MUTABAKAT METNİ VE HDP
25 Mayis 2023 13:08:19
Kılıçdaroğlu ile Ümit Ozdağ’ın imzaladığı 7 maddelik “mutabakat metni”ne nasıl yaklaşmalı ?
Mutabakat metni, “Atatürk milliyetçiliği” ile örtüşen bir metin. Cumhuriyetin kuruluş ilkelerine dönüş de diyebiliriz. Buradan bakıldığında demokratik de.
Ancak, metnin dördüncü maddesi kafa karıştıran nitelikte. Şöyle o madde:
“Terörle bağlantısı hukuki kanıtlarla sabit olan mahalli idare yöneticileri yerine devlet görevlilerinin atanması uygulamasına yargı kararı çerçevesinde devam edilecektir.

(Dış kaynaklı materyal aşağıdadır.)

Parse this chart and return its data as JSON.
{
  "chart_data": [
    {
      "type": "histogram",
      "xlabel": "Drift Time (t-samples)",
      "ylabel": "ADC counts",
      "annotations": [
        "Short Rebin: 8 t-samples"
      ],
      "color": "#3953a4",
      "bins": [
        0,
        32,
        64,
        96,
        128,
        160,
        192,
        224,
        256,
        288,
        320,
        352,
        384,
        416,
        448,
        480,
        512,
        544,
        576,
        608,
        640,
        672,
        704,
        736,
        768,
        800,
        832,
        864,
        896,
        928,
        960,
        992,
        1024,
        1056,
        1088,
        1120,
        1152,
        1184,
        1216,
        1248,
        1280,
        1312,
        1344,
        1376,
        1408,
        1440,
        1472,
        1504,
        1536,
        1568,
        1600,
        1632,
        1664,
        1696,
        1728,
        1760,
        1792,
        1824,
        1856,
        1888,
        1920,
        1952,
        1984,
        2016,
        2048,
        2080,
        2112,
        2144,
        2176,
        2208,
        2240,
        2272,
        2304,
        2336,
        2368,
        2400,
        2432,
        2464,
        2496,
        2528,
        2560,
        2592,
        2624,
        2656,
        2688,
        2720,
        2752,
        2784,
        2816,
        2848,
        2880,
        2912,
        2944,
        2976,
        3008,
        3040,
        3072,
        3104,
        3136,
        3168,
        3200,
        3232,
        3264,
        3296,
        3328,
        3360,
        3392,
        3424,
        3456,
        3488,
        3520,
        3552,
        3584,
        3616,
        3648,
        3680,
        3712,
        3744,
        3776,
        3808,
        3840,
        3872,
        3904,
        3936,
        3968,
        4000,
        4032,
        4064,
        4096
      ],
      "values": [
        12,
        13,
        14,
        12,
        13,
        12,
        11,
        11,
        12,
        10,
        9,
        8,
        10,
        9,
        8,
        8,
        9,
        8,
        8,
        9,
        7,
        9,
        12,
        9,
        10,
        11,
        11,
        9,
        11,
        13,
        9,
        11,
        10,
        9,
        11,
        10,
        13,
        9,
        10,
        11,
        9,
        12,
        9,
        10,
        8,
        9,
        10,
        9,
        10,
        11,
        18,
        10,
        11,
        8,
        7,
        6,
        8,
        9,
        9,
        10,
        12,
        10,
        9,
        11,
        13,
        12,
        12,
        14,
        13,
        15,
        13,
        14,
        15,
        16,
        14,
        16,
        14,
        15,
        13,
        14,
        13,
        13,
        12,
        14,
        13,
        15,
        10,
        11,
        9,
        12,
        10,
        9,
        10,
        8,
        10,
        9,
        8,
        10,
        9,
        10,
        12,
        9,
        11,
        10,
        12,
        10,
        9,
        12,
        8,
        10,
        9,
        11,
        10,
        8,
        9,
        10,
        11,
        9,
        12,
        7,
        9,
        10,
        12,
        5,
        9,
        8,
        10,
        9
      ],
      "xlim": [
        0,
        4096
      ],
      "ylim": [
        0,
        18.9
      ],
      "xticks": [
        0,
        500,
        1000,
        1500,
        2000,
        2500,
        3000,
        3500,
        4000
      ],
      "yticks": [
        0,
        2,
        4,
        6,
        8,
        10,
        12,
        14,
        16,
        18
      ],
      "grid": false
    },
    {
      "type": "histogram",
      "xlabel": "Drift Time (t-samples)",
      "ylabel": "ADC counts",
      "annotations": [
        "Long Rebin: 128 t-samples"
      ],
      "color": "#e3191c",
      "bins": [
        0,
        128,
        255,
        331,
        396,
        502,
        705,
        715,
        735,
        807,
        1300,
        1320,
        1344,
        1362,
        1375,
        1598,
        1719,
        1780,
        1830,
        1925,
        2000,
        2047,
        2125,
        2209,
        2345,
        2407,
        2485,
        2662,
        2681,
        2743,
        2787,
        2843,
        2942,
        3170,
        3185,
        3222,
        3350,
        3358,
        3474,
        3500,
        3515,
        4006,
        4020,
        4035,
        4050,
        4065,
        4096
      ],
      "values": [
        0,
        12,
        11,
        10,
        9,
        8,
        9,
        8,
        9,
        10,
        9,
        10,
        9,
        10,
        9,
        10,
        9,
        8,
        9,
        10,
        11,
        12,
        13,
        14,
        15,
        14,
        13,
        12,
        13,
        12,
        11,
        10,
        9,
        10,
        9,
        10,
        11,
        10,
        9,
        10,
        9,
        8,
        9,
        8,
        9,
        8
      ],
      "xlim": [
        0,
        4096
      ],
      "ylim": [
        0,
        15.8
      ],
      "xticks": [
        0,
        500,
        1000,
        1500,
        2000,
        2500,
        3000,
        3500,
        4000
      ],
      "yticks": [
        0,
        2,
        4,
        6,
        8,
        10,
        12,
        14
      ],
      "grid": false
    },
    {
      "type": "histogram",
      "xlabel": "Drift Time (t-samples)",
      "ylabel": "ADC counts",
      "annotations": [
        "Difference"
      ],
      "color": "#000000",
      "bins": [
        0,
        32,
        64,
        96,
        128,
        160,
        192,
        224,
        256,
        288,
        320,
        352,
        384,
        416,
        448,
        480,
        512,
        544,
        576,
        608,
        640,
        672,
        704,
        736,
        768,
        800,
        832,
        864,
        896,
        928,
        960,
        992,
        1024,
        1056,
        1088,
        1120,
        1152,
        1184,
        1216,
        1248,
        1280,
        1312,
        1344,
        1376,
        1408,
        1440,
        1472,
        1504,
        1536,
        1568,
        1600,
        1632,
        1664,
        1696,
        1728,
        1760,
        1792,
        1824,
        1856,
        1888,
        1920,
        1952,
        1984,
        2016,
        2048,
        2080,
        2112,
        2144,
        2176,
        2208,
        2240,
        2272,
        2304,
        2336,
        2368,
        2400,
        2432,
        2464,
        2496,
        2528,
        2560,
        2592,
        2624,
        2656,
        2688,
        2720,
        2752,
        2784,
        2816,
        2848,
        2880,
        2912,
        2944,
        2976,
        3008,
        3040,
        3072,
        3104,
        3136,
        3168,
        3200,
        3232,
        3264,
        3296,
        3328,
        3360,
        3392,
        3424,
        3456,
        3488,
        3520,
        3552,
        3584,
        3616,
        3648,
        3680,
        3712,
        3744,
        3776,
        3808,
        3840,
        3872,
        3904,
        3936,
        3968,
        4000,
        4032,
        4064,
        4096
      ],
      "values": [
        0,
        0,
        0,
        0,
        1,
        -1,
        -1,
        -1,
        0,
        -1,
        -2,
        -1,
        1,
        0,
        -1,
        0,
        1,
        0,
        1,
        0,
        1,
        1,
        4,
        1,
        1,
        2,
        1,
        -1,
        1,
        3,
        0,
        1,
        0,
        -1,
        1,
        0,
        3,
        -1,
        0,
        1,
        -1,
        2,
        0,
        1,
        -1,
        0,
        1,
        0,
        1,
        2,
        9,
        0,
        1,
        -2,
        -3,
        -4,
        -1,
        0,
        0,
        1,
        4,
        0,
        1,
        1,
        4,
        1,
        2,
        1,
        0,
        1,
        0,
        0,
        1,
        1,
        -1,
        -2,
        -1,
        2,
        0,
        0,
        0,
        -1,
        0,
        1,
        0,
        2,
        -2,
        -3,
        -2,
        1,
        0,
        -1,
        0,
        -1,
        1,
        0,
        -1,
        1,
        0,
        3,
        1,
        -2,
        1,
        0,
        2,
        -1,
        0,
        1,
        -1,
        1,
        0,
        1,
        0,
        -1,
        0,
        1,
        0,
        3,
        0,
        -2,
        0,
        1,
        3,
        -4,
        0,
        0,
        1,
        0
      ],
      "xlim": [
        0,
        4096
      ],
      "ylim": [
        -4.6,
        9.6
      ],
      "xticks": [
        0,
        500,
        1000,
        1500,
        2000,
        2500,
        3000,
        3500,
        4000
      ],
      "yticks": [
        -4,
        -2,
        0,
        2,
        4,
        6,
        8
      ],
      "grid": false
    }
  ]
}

Oysa Kılıçdarolu’nun seçim öncesi vaatleri içinde Doğu ve Güneydoğu’daki kayyum atamalarının tümüyle kaldırılacağını vaadi de vardı. Yukarıdaki maddeye göre o vaat “yargı kararı” argümanı ile revize ediliyor…Altılı masanın kayyum uygulamasının tümüyle kaldırılması kararına da ters düşüyor.
Soru şu:
Yargı kararı çerçevesinde atanacak kayyum niçin seçilmiş birisi değil de devlet memuru olacak ? Görevden alınacak Başkanın yerine belediye meclisinin önereceği bir isim atanamaz mı ? Böyle bir ilke kararı demokrasi kavramına daha cuk oturmaz mı ?
Daha önce de yazmıştım:
Kılıçdaroğlu’nun altıokun milliyetçilik okunu öne itmeye başlaması seçim öncesi takınılabilecek riskli bir karar olurdu. Çünkü ilk turda Kürtlerin (HDP-Yeşil Sol” azımsanmayacak bir desteğini almıştı. Milliyetçiliği öne itmek demek, 6 milyon civarındaki Kürt oylarını riske etmek anlamına geliyordu. Şöyle noktalamıştım: Kılıçdaroğlu dikkatli olmalı !
Mutabakat metni dikkatinin dağıldığını gösteriyor.
Ben bu satırları yazarken, HDP-Yeşil Sol, mutabakat metnine ilişkin bir görüş açıklamamıştı henüz. Ama, tavır koyacaklarına eminim. Bu tavır, tabanlarını ikinci turda “serbest bırakmak” şeklinde seçim sonucunu etkileyecek bir boyutlanmaya uğrar mı, işte buna emin değilim. Ama mutabakat metni sonuçta iki parti arasında yapılan bir seçim mutabakatı. Seçimin kazanılması halinde hükümet programında bu madde revize de edilebilir.
Burada önemli olan, Kılıçdaroğlu’nun/CHP’nin, Zafer Partisi’nin bastırmasıyla da olsa, cumhuriyetin kuruluş ilkelerine yüzünü dönmesi, üniter devleti net şekilde savunmasıdır.
Kılıçdaroğlu seçim öncesi yaptığı konuşmalarından birisinde, neolibaralizme karşı olduğunu söylemişti. Mutabakat metni bu söylemi ile örtüşüyor. Çünkü neoliberalizmin siyasi hedefi etnik ayrımları kışkırtarak Türkiye’yi bölmek, Batı’nın arka bahçesi haline getirmektir.
Mutabakat metni, HDP’nin/Yeşil Sol’un Kürt sorununu mecliste çözmek şeklindeki stratejisine de darbe niteliği taşıyor.
Ama şu da var:
Meclis çoğunluğu içinde cumhuriyetin milliyetçilik ilkesini reddeden muhafazakarlar/İslamcılar önemli bir yer elde ediyor. Milliyetçi MHP de onlarla birlikte. Bu durumda Kürt sorununun mecliste çözülmesini öngören HDP-Yeşil Sol stratejisinin yine de bir gerçeklik tabanı en azından teorikman var.
Soru şu:
Kürtler, bu olasılığı dikkate alarak Kılıçdaroğlu’ndan Erdoğan’a dönebilirler mi ?
HDP’nin bugün yapacağı açıklama bu sorunun yanıtını verecek.
Kişisel görüşüm, her şeye rağmen HDP-Yeşil Sol’un Kılıçdaroğlu’na destek vereceği şeklinde.
Çünkü AKP ile yaşadıkları “açılım” serüveni onlar için derinlemesine bir uyarı oldu.